Dear Friends and Colleagues,

It is with a heavy heart that we send our mid-month edition of the Pekarsky & Co. newsletter. The world is truly going to hell in a handbasket. The events of the past weekend are beyond “deeply worrying” to quote our fearless leader. Yet, we carry on. As Winston Churchill said, “If you are going through hell, keep going.” Whether it’s the headlines of the World section, the Business section or even the Sports section, they are all difficult to read these days.

I was tempted not to send anything out today. Every key on the keyboard feels like it weighs a thousand pounds. But hopefully our mid-month contributor, Edmonton Partner Rick Vogel, can take us to a simpler time: the 1980s. The business headlines were grim then, too, but at least the sports pages were filled with positives and world events were, in a word, simpler.

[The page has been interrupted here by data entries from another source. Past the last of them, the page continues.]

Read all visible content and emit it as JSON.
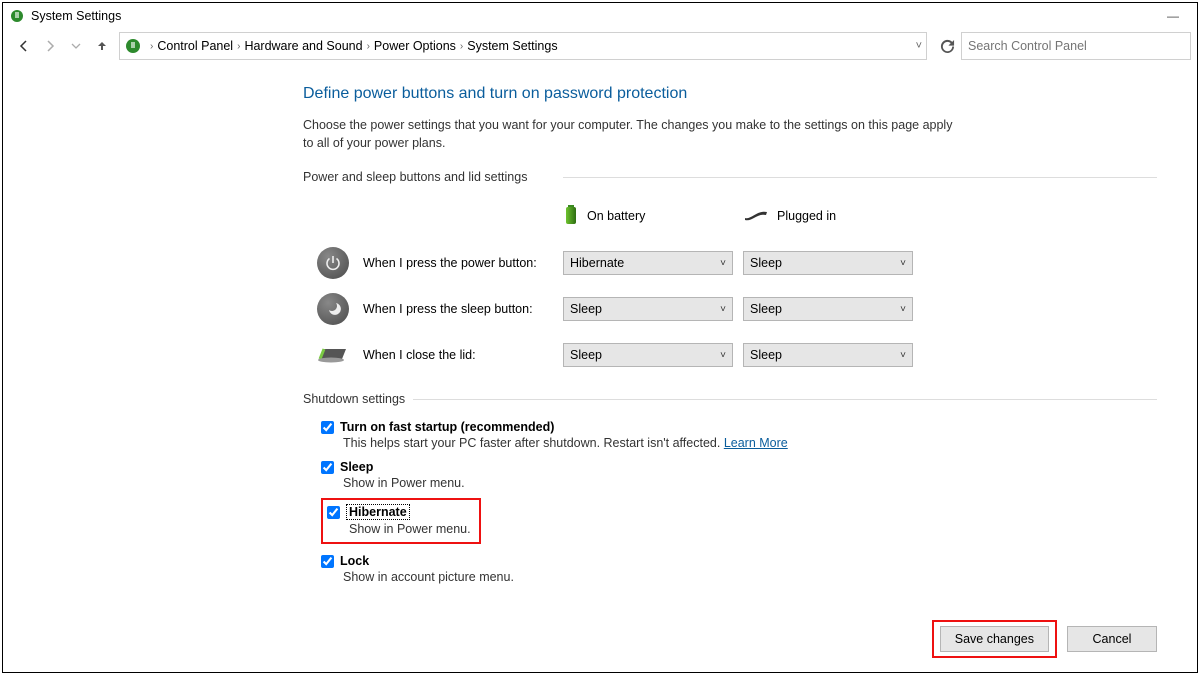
{
  "window": {
    "title": "System Settings"
  },
  "breadcrumb": {
    "items": [
      "Control Panel",
      "Hardware and Sound",
      "Power Options",
      "System Settings"
    ]
  },
  "search": {
    "placeholder": "Search Control Panel"
  },
  "heading": "Define power buttons and turn on password protection",
  "intro": "Choose the power settings that you want for your computer. The changes you make to the settings on this page apply to all of your power plans.",
  "section1_title": "Power and sleep buttons and lid settings",
  "columns": {
    "battery": "On battery",
    "plugged": "Plugged in"
  },
  "rows": {
    "power": {
      "label": "When I press the power button:",
      "battery": "Hibernate",
      "plugged": "Sleep"
    },
    "sleep": {
      "label": "When I press the sleep button:",
      "battery": "Sleep",
      "plugged": "Sleep"
    },
    "lid": {
      "label": "When I close the lid:",
      "battery": "Sleep",
      "plugged": "Sleep"
    }
  },
  "section2_title": "Shutdown settings",
  "shutdown": {
    "fast": {
      "label": "Turn on fast startup (recommended)",
      "desc_a": "This helps start your PC faster after shutdown. Restart isn't affected. ",
      "learn": "Learn More"
    },
    "sleep": {
      "label": "Sleep",
      "desc": "Show in Power menu."
    },
    "hib": {
      "label": "Hibernate",
      "desc": "Show in Power menu."
    },
    "lock": {
      "label": "Lock",
      "desc": "Show in account picture menu."
    }
  },
  "buttons": {
    "save": "Save changes",
    "cancel": "Cancel"
  }
}
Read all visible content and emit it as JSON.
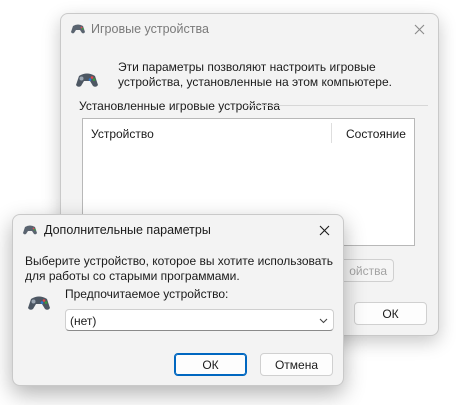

We will be back to you in a couple weeks and though I’m doubtful, I’m hoping we’ll all feel just a bit better by then.




A Simpler Time

“I just bought a rotary phone, a Rolodex, and a polyester suit. Oh yes, I’m now ready to start networking.” 

Jarod Kintz, This Book is Not FOR SALE

At the risk of admitting (or reinforcing) the fact that I am the oldest person here at Pekarsky & Co., I had a very interesting discussion with an Edmonton CEO recently that brought about a case of nostalgia and caused me to do some reminiscing.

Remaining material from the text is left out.